The Newcomb Art Department is thrilled to announce that Megan Flattley, PhD candidate in Art History and Latin American Studies at Tulane, has been awarded a Fulbright-Hays DDRA (Doctoral Dissertation Research Abroad) 12-month grant. She plans to conduct research in Mexico City June 2021 to May 2022. Her dissertation, “Out of the Fragments, New Worlds: Perspective and Spatiality in the Work of Diego Rivera, 1913-1933” analyzes how Rivera responded to Cubism’s break with linear perspective in his transition from easel painting to mural work. Her research foregrounds Rivera’s place in an international network of avant-garde artists concerned with modernist theories of space and revolutionary politics.
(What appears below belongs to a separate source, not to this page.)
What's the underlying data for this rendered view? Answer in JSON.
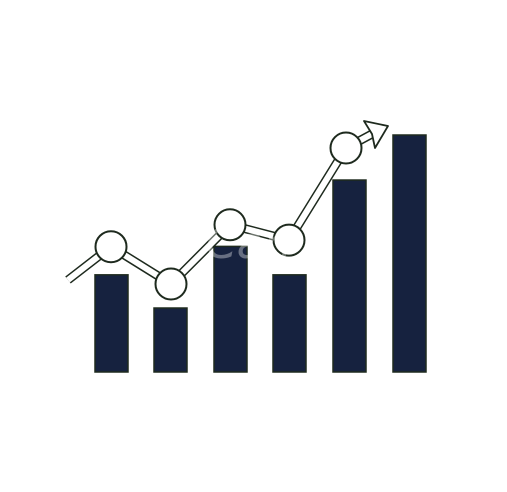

Congratulations, Megan!!!
Image: Rivera’s mural in the Palacio Nacional, Mexico City.

As a 2019 Fulbright-Hays fellow, Patricia Alexander Lagarde, a doctoral candidate in art history and Latin American studies, will conduct research in Peru for seven months at Chavín de Huántar, a ceremonial center in the Andes mountains that dates to 1200-500 BCE. She will focus on a group of anthropomorphic stone sculptures known as the tenon heads that were installed on the exterior walls of the temple architecture. Her project will explore the variety in style, the assortment in material, and the overall viewer experience of the sculptures. Lagarde will be an affiliate with the Chavín International Research Center (Centro Internacional de Investigación de Chavín) where she will work with archeologists to examine what the sculptures’ roles were in the ceremonial and religious traditions at the time. While only one sculpture is still installed at the site, more than 100 existed, varying in shape and size. This fellowship will support Lagarde’s goal to create a comprehensive catalog of the tenon heads at Chavín de Huántar. Studying their materiality, Lagarde hopes to gain a greater understanding of the Ancient Andean peoples’ perspective of the natural landscape as animate—she’s interested in how specific stones were chosen, potentially representing specific regions, communities, or ancestors.